L’emploi est composé de strates générationnelles dont les trajectoires diffèrent. Les nouvelles générations sont certes mieux pourvues en diplômes. Mais le sésame du diplôme ne suffit pas.

Les premiers pas d’entrée dans la vie active sont également décisifs. Le diplôme, continue à sécuriser l’entrée des jeunes sur le marché du travail et à accélérer leur stabilisation dans un CDI, en dépit de tout ce qui est dit sur la dépréciation de ces derniers. Mais les acquis de l’expérience en début de carrière modifient considérablement les perspectives de progression ultérieures.
D’après les études sur l’impact de la crise de 2008, c’est d’abord la durée moyenne de temps passé en emploi qui diffère. 61 mois en moyenne pour la génération subprime contre 67 mois en moyenne pour celle de 1998 avec des écarts très marqués pour les non diplômés : ceux de la génération 1998 ont occupé un emploi 55 mois en moyenne, tandis que ceux de la génération subprime, 39 mois en moyenne. Et 7 ans après leur entrée seuls 21% des non diplômés sont stabilisés sur un CDI contre 41% pour la génération 1998. Si l’on compare les salaires de la génération 1998, 7 ans après son embauche, soit en 2005 avec ceux de la génération 2010, 7 ans plus tard, soit 2017, la progression est quasi nulle. Et les diplômés de licence, de master ou de grandes écoles gagnent même nettement moins en 2017 que leurs ainés en 2005.

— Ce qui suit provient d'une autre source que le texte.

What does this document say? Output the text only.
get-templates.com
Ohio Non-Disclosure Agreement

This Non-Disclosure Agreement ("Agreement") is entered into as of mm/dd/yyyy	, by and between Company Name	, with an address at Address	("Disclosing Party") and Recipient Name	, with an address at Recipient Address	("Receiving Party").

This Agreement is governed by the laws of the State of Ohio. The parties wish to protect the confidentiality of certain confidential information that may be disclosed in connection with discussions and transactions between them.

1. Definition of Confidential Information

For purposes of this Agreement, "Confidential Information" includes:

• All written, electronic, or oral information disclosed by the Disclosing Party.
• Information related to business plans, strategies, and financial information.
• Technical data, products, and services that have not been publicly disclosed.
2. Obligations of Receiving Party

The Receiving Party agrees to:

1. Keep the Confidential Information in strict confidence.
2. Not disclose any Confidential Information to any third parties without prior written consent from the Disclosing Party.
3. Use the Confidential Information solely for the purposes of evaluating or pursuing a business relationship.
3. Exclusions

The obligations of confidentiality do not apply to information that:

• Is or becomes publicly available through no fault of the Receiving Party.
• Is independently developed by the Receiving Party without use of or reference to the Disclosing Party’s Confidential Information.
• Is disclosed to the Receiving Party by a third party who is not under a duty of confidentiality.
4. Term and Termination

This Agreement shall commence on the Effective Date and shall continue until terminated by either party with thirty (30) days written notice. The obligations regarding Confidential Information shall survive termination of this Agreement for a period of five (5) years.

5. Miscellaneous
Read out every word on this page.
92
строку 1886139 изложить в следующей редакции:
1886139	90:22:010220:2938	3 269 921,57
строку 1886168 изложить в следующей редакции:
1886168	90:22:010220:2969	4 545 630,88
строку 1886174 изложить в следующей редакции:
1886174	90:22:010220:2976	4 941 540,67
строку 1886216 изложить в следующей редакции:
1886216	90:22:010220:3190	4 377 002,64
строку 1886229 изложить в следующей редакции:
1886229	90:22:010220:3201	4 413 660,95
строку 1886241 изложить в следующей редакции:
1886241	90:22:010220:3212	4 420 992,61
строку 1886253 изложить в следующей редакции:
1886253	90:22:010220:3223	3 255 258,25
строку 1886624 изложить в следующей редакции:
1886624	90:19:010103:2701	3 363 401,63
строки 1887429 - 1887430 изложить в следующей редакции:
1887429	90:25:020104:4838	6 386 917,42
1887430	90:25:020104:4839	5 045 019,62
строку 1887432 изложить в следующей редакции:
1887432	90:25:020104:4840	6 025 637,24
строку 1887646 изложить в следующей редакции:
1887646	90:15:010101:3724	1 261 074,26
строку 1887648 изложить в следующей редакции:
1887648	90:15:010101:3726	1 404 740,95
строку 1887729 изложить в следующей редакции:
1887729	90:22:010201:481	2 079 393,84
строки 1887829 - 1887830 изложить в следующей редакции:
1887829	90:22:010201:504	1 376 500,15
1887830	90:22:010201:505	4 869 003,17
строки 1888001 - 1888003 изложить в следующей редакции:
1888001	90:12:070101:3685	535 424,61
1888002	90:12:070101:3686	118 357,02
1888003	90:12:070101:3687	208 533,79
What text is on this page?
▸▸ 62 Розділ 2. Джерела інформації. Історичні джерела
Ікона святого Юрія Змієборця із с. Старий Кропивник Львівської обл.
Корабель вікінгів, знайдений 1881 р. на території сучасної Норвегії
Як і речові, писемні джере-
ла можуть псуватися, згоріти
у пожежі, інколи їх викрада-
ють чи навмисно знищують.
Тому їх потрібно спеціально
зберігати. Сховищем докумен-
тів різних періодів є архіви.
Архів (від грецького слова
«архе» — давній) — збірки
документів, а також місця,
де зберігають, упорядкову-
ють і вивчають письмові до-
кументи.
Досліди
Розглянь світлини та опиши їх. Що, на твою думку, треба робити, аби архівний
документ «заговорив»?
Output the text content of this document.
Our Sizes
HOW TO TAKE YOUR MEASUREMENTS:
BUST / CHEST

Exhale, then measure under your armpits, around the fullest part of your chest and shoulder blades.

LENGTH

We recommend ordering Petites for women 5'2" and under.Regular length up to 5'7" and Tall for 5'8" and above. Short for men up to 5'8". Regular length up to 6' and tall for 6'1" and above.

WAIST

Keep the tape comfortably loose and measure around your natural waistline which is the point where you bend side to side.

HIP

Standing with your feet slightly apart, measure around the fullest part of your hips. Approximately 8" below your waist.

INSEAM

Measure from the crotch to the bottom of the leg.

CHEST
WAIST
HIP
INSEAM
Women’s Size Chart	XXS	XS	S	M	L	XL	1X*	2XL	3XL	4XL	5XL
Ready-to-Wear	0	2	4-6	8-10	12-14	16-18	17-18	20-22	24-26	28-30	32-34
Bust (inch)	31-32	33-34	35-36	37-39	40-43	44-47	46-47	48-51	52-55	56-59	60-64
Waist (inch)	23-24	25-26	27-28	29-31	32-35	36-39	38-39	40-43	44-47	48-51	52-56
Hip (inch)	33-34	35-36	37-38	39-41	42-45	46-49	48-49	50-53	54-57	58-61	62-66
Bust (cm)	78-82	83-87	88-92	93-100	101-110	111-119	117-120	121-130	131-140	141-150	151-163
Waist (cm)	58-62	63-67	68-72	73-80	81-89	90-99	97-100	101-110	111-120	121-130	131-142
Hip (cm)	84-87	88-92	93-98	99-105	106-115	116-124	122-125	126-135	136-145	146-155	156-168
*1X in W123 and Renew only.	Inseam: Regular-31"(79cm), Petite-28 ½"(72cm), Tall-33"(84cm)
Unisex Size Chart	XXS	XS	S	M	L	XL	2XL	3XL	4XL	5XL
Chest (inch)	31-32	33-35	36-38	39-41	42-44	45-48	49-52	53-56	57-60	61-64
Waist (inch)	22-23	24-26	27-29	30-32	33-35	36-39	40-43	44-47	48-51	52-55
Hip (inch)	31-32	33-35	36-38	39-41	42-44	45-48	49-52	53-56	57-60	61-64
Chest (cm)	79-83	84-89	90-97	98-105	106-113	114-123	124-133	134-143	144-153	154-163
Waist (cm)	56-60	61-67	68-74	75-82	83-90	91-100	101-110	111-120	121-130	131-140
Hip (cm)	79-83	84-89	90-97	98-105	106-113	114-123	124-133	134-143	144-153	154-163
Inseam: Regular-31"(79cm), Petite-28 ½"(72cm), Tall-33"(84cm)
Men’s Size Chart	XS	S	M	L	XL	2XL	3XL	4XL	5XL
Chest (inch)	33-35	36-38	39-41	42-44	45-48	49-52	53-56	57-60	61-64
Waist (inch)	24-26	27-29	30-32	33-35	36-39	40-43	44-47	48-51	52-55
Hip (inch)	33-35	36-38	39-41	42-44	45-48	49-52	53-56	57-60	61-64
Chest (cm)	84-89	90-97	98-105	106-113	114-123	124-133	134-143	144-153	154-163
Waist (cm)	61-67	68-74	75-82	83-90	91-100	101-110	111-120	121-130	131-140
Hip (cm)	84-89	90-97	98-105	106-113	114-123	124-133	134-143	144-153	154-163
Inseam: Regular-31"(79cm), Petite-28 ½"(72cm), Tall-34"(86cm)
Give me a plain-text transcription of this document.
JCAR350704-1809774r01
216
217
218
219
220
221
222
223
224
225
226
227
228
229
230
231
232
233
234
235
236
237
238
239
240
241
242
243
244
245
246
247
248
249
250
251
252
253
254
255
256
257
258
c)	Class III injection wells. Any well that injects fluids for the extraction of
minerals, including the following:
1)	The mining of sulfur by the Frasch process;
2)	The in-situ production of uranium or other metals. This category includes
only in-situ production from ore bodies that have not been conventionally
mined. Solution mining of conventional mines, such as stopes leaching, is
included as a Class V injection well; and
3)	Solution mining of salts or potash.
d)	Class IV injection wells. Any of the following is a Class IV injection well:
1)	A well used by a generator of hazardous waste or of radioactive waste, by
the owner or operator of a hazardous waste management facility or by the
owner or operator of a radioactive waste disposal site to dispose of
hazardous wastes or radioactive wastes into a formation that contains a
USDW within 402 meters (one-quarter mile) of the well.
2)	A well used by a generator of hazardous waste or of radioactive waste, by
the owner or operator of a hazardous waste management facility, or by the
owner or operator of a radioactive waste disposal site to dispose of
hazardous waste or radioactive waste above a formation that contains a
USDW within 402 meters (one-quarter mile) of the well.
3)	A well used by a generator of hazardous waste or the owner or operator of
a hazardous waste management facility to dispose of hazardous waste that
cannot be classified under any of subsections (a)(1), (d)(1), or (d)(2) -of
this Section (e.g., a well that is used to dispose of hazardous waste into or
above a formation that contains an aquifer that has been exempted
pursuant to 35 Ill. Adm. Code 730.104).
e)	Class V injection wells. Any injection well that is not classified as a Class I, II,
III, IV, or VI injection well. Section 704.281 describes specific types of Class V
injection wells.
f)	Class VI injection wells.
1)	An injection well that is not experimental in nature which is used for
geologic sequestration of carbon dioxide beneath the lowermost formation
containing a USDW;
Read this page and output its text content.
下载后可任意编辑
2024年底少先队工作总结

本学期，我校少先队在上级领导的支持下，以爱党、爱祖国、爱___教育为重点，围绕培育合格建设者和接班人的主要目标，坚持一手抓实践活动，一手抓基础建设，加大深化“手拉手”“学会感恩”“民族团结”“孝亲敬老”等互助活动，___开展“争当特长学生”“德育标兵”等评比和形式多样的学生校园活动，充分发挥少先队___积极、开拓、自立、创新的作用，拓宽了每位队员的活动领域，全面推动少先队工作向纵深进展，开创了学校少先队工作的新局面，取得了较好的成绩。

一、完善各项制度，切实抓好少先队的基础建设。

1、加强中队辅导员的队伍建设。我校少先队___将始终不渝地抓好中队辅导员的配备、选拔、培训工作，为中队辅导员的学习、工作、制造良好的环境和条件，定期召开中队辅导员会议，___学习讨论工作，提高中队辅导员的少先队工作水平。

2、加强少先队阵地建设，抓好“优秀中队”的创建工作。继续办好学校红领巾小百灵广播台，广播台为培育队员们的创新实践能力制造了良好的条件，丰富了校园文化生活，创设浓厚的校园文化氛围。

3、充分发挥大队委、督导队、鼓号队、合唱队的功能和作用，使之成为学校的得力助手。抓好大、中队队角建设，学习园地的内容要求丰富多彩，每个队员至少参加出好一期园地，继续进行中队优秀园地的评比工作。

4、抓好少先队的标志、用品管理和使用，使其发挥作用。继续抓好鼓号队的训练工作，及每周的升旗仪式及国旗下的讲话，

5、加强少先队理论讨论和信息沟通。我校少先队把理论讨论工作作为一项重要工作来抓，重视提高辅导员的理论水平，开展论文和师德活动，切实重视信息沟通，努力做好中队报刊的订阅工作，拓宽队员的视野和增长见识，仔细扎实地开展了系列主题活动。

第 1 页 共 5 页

En plus de ces problèmes la génération Covid seront très accentués par l’incroyable mobilisation des moyens publics pour préserver l’emploi des insiders, autrement dit de ceux qui sont déjà en emploi. Chômage partiel, soutien financier aux entreprises ont conduit à une rétention inédite de main d’œuvre, qui entretient un sureffectif chronique…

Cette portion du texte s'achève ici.